Most Emerging Asian economies have room for active monetary and fiscal policies. Indeed, nearly all countries eased their monetary policy stance. Some authorities intervened multiple times within the space of one month. Reductions of policy rates occurred in China, Indonesia, Malaysia, the Philippines, Thailand, and Viet Nam. The reserve requirements applicable to the banking sector were reduced in China, Indonesia and Malaysia. For their part, Philippine policy makers relaxed some regulatory and reporting rules applicable to banks. Other measures include loan maturity conversions (Malaysia), direct provision of credit (China), open market operations (India and Indonesia) and temporary suspensions of loan principal/interest repayments (Malaysia).
In addition to monetary policy reactions, many countries unveiled comprehensive fiscal stimulus packages to support businesses and households. The composition of the package varies by country, but many countries in Emerging Asia adopted financial subsidies, tax deferral and exemption, and increased direct spending. Overall, the composition, timing and targeting of stimulus packages will be crucial to bring about the desired growth-lifting effect.

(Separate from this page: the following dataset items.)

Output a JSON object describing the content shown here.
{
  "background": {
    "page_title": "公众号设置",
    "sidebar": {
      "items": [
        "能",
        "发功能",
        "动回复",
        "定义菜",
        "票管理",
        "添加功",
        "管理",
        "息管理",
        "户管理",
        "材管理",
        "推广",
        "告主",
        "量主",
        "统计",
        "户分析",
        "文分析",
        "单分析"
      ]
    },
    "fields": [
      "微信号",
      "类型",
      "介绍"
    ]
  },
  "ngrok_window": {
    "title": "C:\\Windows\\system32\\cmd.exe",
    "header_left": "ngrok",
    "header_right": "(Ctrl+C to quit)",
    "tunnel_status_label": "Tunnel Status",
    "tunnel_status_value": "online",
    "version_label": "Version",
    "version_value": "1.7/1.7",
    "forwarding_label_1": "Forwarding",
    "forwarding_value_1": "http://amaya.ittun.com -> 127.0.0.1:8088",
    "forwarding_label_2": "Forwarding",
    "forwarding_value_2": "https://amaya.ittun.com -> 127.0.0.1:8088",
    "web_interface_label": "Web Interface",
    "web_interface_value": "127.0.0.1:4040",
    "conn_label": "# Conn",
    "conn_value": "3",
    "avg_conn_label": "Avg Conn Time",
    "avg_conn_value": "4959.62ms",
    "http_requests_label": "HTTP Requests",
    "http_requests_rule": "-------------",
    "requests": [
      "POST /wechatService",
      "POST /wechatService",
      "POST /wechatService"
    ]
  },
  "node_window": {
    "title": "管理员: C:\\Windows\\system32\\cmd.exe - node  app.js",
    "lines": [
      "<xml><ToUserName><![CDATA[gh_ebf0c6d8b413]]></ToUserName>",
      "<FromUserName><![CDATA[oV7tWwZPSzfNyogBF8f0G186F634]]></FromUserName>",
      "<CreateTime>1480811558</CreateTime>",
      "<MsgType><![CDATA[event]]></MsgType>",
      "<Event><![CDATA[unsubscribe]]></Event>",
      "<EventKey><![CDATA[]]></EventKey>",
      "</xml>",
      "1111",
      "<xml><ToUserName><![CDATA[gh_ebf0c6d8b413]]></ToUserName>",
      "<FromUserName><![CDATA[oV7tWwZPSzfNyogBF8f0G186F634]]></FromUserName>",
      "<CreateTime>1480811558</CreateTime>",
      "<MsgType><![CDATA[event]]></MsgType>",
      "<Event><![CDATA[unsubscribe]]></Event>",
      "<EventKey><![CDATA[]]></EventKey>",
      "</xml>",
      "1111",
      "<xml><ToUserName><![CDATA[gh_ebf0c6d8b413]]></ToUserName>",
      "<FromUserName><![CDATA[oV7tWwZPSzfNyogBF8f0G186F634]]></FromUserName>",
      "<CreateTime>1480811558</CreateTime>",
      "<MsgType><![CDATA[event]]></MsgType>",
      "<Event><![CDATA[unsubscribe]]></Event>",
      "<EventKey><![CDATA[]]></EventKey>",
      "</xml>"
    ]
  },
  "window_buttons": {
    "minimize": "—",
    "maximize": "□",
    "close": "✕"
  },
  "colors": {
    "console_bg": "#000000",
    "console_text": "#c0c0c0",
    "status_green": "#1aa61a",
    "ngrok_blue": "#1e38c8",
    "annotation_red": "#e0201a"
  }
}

Beyond the urgent health concerns of workers and their families, Covid-19 and the following economic shocks will impact the labour market through unemployment, wages and effects on vulnerable workers. Countries in the region have announced various measures to support jobs and income. Most countries have implemented flexible working arrangements, including teleworking and short-time work. Governments in some countries, such as those of Singapore and Cambodia, provide supports to impacted firms by co-funding their wage costs. Some countries, such as Malaysia, China and Viet Nam are suspending or reducing contribution to pension funds and/or social security. A number of countries, including Malaysia and Singapore, are providing temporary social assistance such as direct cash transfers. Supports are also provided for necessities. Indonesia, for example, provides additional funding to its basic food card programme, while Thailand and Malaysia announced water and electricity discounts. In the Philippines, the social security system has begun providing unemployment benefits for workers who lose their jobs.
The Covid-19 outbreak has demonstrated the importance of digitalisation in countries’ ability to absorb the shocks linked to crisis situations. Education, work environments, administrative services and access to healthcare have all been disrupted by policies of lockdown and curfew measures. In a state of confinement, the digitalisation of these sectors is imperative to guarantee the continuity of essential services. For instance, countries could envisage developing tools for online education. More generally, the practice of teleworking already used in some Emerging Asian countries could be supported with appropriate infrastructure and regulatory frameworks. Moreover, health experts have warned about the risks of handling contaminated coins and banknotes. In this context, the digitalisation of payment systems becomes essential. These tasks may prove particularly challenging for countries lagging behind in this area, but they must be accomplished to integrate them properly into the modern global economy.
More detailed information will be available in the forthcoming Update of the Economic Outlook for Southeast Asia, China and India 2020, to be released in June/July 2020.
Note: Various government sources were consulted in the preparation of this note.